De agent ging in januari 2020 achter een auto aan nadat de bestuurder een stopteken van de politie had genegeerd.
Op een kruising in Helmond botste de agent met een overstekende bromfietser. Het slachtoffer brak zijn heup, enkel en voet en is nog altijd aan het revalideren van dit zwaar lichamelijk letsel.
De rechtbank oordeelt dat de agent zeer onvoorzichtig en onoplettend reed en daardoor verantwoordelijk is voor het veroorzaken van het ongeval. Zijn rijgedrag past niet bij wat van een politieagent mag worden verwacht. Hij reed namelijk zonder geluidssignalen met zeer hoge snelheid (een halve seconde vóór de botsing reed hij nog 81 km/uur) bij een onoverzichtelijke kruising binnen de bebouwde kom, op een weg waar het doorgaans druk is.
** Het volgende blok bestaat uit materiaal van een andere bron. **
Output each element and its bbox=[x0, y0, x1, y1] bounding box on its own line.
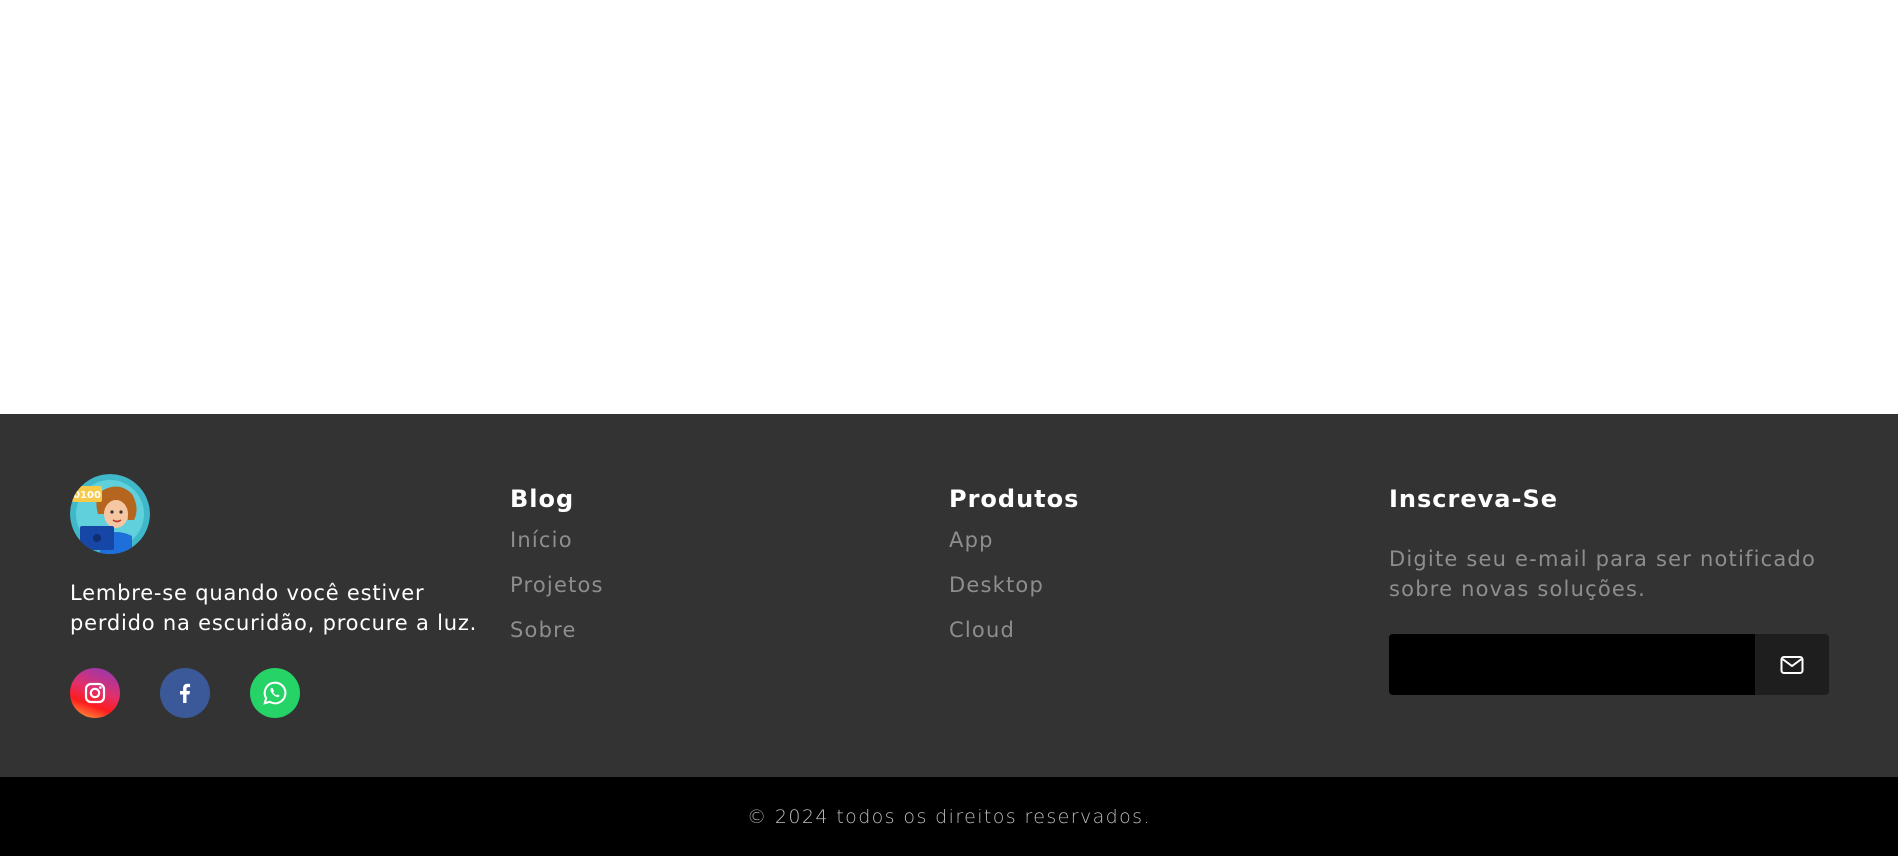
avatar-badge-text: 0100 bbox=[73, 490, 101, 501]
product-link-desktop[interactable]: Desktop bbox=[949, 571, 1369, 599]
footer-products-column: Produtos App Desktop Cloud bbox=[949, 474, 1369, 661]
page-content-area bbox=[0, 0, 1898, 414]
subscribe-form bbox=[1389, 634, 1829, 695]
product-link-cloud[interactable]: Cloud bbox=[949, 616, 1369, 644]
copyright-text: © 2024 todos os direitos reservados. bbox=[747, 805, 1151, 828]
copyright-bar: © 2024 todos os direitos reservados. bbox=[0, 777, 1898, 856]
whatsapp-icon bbox=[263, 681, 287, 705]
instagram-icon bbox=[84, 682, 106, 704]
subscribe-description: Digite seu e-mail para ser notificado so… bbox=[1389, 547, 1817, 601]
instagram-link[interactable] bbox=[70, 668, 120, 718]
blog-link-inicio[interactable]: Início bbox=[510, 526, 930, 554]
blog-link-projetos[interactable]: Projetos bbox=[510, 571, 930, 599]
products-links: App Desktop Cloud bbox=[949, 526, 1369, 644]
developer-avatar-icon: 0100 bbox=[70, 474, 150, 554]
footer-brand-column: 0100 Lembre-se quando você estiver perdi… bbox=[70, 474, 490, 718]
social-links bbox=[70, 668, 490, 718]
email-input[interactable] bbox=[1389, 634, 1755, 695]
whatsapp-link[interactable] bbox=[250, 668, 300, 718]
facebook-link[interactable] bbox=[160, 668, 210, 718]
footer-subscribe-column: Inscreva-Se Digite seu e-mail para ser n… bbox=[1389, 474, 1829, 695]
blog-heading: Blog bbox=[510, 485, 575, 513]
facebook-icon bbox=[180, 683, 191, 703]
products-heading: Produtos bbox=[949, 485, 1080, 513]
envelope-icon bbox=[1780, 655, 1804, 674]
footer-blog-column: Blog Início Projetos Sobre bbox=[510, 474, 930, 661]
blog-links: Início Projetos Sobre bbox=[510, 526, 930, 644]
product-link-app[interactable]: App bbox=[949, 526, 1369, 554]
subscribe-button[interactable] bbox=[1755, 634, 1829, 695]
blog-link-sobre[interactable]: Sobre bbox=[510, 616, 930, 644]
footer-tagline: Lembre-se quando você estiver perdido na… bbox=[70, 581, 478, 635]
subscribe-heading: Inscreva-Se bbox=[1389, 485, 1559, 513]
site-footer: 0100 Lembre-se quando você estiver perdi… bbox=[0, 414, 1898, 777]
Daarbij komt dat de agent vlak voor het oprijden van de kruising nog gas heeft gegeven én door een rood verkeerslicht reed. Volgens de richtlijnen van de politie moet bij het naderen van een kruising juist worden afgeremd. En een rood verkeerslicht mag met maximaal 20 km/uur worden gepasseerd.
De beste bedoelingen
De agent bracht zichzelf en andere weggebruikers in een levensgevaarlijke situatie. De rechtbank rekent hem dit aan en overweegt dat juist van een politieagent mag worden verwacht dat hij de veiligheid van anderen in acht neemt. De agent mag van geluk spreken dat de gevolgen relatief beperkt zijn gebleven. Verder is de rechtbank zich ervan bewust dat het achtervolgen van een auto door de politie risico’s met zich meebrengt.
De agent had de beste bedoelingen en handelde in dienst van de maatschappij. Hij was nog in opleiding en moest in zeer korte tijd belangrijke beslissingen nemen. Ook weegt mee dat de agent de ernst van het door hem aangedane leed inziet en dat hij meeleeft met het slachtoffer. Al met al vindt de rechtbank een taakstraf van 80 uur op zijn plaats. Daarnaast krijgt hij een voorwaardelijke rijontzegging van 6 maanden.